Hükümet medyasının kahramanlık destanına dönüştürmeye çalıştığı “Süleyman Şah Operasyonu”, gerçekte AKP'nin Rojava ve Suriye politikasının son iflas noktası oldu.
Hükümet medyasının kahramanlık destanına dönüştürmeye çalıştığı “Süleyman Şah Operasyonu”, gerçekte AKP'nin Rojava ve Suriye politikasının son iflas noktası oldu. AKP-DAİŞ ilişkisinin yeniden şekilleneceğine işaret eden operasyon, resmi olarak tanınmayan Rojava yönetimi ile diplomatik temas, Suriye Konsolosluğu'na yapılan bildirimle de Esad rejimi ile ilişkinin bir şekilde sürdürülmek zorunda kalınması anlamı taşıyor. Sonuç olarak, Türk devleti hem Rojava hem de Suriye konusunda yeni bir yola girmiş durumda.

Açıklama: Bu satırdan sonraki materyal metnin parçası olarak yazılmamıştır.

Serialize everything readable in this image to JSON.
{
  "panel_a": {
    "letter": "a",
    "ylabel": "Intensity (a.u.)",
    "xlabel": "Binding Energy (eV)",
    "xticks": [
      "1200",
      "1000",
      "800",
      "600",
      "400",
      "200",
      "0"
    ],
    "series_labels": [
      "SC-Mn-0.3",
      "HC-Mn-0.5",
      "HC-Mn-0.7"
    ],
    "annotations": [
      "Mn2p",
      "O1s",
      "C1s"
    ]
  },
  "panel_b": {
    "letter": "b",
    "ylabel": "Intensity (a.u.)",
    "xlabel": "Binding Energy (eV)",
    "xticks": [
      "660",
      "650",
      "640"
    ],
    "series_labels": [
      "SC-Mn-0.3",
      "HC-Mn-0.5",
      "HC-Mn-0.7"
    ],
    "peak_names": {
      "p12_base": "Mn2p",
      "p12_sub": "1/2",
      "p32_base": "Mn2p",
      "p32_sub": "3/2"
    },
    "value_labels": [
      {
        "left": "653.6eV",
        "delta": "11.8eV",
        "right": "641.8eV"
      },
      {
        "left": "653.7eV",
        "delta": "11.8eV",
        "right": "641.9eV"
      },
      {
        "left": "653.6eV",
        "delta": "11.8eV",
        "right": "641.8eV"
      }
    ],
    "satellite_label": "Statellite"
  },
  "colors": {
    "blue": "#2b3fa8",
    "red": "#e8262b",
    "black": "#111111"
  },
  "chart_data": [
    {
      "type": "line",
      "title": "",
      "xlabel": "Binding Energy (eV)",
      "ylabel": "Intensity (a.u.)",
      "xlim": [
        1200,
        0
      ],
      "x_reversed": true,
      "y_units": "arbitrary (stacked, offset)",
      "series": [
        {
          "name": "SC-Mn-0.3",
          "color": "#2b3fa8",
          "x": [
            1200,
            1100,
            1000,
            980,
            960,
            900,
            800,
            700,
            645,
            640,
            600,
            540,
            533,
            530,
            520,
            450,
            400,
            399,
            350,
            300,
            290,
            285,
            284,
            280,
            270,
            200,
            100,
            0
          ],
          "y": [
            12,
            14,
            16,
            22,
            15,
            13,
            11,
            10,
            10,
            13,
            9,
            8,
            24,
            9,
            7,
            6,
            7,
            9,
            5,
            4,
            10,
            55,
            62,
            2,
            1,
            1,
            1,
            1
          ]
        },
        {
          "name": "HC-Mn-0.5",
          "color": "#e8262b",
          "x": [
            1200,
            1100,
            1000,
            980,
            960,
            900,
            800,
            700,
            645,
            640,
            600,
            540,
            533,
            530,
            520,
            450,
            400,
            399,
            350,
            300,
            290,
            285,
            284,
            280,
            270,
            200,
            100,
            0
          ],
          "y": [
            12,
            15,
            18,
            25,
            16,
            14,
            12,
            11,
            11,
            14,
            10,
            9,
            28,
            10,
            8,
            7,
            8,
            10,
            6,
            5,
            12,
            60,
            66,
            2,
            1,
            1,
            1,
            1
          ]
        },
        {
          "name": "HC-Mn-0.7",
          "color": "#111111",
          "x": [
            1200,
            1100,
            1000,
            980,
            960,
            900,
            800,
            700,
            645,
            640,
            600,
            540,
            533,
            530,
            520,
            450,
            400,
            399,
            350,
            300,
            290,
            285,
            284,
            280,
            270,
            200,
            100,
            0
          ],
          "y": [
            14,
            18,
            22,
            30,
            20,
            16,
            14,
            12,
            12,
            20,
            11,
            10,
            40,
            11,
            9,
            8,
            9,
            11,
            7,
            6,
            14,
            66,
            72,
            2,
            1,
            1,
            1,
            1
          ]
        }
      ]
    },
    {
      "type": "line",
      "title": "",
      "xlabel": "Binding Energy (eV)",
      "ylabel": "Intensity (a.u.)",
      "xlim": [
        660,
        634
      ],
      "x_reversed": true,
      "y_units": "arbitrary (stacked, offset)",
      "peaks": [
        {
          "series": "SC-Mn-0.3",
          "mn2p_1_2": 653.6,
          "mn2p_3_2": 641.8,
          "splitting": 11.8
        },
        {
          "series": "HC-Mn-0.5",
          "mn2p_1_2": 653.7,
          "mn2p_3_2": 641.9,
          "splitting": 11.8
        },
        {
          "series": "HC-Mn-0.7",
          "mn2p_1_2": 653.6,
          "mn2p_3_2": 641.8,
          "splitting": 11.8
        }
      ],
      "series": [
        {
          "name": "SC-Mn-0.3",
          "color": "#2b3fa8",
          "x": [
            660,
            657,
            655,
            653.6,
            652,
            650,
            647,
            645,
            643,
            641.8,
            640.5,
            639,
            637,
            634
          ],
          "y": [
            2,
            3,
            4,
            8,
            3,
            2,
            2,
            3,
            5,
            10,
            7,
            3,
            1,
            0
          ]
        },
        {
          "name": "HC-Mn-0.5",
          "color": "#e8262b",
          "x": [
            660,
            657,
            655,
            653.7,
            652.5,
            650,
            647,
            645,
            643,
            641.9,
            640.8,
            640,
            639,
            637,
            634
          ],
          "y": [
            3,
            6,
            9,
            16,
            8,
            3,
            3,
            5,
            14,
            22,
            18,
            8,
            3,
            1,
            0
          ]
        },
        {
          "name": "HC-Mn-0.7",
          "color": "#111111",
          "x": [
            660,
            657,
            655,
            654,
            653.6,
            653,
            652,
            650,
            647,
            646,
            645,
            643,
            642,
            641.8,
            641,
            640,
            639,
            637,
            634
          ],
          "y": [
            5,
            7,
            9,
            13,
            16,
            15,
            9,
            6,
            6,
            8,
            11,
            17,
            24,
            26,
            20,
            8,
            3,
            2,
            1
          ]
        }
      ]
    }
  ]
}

Hükümet medyası, Süleyman Şah Türbesi'nin YPG/YPJ'nin desteğiyle Türk sınırına yakın bir noktaya taşınmasını, "Bayrak inmeden bayrak dikildi", "Dünya saygı duruşunda", "9 saatte şah ve mat" gibi cafcaflı başlıklarla duyurdu. Operasyon şişirildikçe, büyük bir kahramanlık hikayesi yazıldı. Şaşırtmadı, medya, genetik kodlarına uygun davrandı.
Sahte kahramanlık hikayeleri ilk değil, son da olmayacağı ortada. 1996 yılının Ocak ayında, Türk bandıralı bir geminin Kardak kayalıklarının yakınına oturmasıyla Türkiye ile Yunanistan arasında başlayan gerginlik, dönemin başbakanı Tansu Çiller'in talimatıyla adaya "Türk bayrağının dikilmesi" ile son bulmuş, medya buradan bir kahramanlık destanı yaratmış ve günlerce bu konuyla yatıp kalkmıştı.
Medyada siyasi yenilgileri örtmenin en önemli araçlarından biri; sahte kahramanlık destanları. Ancak bugün bu hikayelerin etkisi tartışılır. Bu destanların, 5-10 yıl önce toplumsal karşılığı güçlüydü. Ancak, özellikle sosyal medya üzerinden insanların alternatif kaynaklara ulaşma olanağı olduğu bugünlerde, atılan manşetler çoğu zaman gök kubbenin altında hoş bir seda olmaktan öteye gidemiyor.
Gelelim Süleyman Şah Türbesi'nin operasyonuna...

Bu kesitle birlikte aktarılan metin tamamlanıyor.